La invasión avanza hacia Oriente y llega a su meta final: Moscú. La ciudad cae en sus manos; el ejército ruso queda más destruido que los ejércitos enemigos en las pasadas campañas, de Austerlitz a Wagram. Pero, inesperadamente, en lugar de la casualidad y del genio, que lo habían conducido hasta allí en una serie ininterrumpida de éxitos, surge una cantidad incalculable de casualidades de signo contrario, desde el resfriado de Borodinó hasta las nevadas y las chispas que originan el incendio de Moscú; y en lugar del genio se revela la estulticia y una vileza sin comparación posible.
La invasión vuelve sobre sus pasos; huye a la desbandada, y ahora todas las casualidades no están a su favor, sino en su contra.
Se produce el movimiento en sentido inverso, de Oriente a Occidente, muy semejante al anterior de Occidente a Oriente. Como en 1805, 1807, 1809, avances parciales de Oriente a Occidente son el preludio de la gran marcha, con la misma manera de proceder: acoplamiento en grupos de enormes dimensiones, idéntica incorporación de pueblos centroeuropeos, las mismas vacilaciones a mitad de camino, igual rapidez al acercarse a la meta.

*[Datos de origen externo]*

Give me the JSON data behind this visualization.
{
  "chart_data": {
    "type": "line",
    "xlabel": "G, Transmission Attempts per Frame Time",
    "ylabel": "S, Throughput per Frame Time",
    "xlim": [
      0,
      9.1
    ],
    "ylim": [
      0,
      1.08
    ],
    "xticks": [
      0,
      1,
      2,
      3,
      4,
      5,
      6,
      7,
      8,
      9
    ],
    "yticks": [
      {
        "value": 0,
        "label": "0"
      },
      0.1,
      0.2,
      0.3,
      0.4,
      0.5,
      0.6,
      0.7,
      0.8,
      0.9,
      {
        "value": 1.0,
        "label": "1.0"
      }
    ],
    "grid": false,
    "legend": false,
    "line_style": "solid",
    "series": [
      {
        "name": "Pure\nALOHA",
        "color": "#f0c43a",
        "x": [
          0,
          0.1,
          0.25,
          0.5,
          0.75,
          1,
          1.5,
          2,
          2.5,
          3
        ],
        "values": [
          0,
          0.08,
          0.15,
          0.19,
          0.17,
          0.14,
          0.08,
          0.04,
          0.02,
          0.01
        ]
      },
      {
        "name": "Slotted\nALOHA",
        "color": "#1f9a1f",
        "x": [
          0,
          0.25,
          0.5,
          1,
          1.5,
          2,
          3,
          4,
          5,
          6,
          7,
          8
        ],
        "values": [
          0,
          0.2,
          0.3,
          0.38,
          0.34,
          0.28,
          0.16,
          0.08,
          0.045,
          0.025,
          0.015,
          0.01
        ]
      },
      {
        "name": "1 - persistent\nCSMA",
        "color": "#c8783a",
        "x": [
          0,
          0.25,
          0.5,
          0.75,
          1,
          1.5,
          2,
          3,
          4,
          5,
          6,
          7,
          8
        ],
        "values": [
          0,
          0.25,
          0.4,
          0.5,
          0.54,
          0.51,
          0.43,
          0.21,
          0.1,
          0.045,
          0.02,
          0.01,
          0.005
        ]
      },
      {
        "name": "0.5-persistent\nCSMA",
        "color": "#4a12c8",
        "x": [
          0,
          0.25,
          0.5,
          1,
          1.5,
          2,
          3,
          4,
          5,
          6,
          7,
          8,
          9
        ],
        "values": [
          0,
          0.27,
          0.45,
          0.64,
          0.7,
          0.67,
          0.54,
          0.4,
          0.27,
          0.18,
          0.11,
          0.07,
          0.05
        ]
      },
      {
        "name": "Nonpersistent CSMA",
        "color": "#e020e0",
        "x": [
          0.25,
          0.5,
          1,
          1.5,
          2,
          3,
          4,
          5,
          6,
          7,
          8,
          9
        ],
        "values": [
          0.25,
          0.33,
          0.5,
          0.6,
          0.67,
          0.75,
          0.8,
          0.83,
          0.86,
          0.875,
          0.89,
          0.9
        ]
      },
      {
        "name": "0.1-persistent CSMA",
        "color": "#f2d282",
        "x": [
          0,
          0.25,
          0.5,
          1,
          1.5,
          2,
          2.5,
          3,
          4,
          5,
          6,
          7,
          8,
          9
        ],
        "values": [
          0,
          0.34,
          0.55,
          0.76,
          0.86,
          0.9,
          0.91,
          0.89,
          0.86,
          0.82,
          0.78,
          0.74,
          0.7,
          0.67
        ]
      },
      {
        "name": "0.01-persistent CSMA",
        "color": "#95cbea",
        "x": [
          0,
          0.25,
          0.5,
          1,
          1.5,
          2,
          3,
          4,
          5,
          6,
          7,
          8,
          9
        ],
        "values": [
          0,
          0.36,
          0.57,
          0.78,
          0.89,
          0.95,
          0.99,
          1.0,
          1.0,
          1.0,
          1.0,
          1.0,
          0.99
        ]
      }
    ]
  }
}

El último objetivo, París, es alcanzado: el gobierno cae y las tropas de Napoleón son vencidas; él mismo pierde toda razón de ser, su comportamiento es miserable y vil. Pero surge de nuevo una casualidad inexplicable: los aliados odian a Napoleón, en quien ven la causa de sus males. Privado de poder y de fuerza, culpable de crímenes y perfidias, deberían considerarlo como lo veían diez años antes y como lo ven un año después: un bandolero fuera de la ley. Sin embargo, por una rara casualidad, nadie lo ve así. Su papel no ha concluido aún. El hombre que diez años antes era considerado —y lo será un año después— como un bandido al margen de la ley es enviado a dos jornadas de Francia, a una isla que le dan en feudo, rodeado de una guardia y provisto de millones que le pagan por motivos que nadie sabe.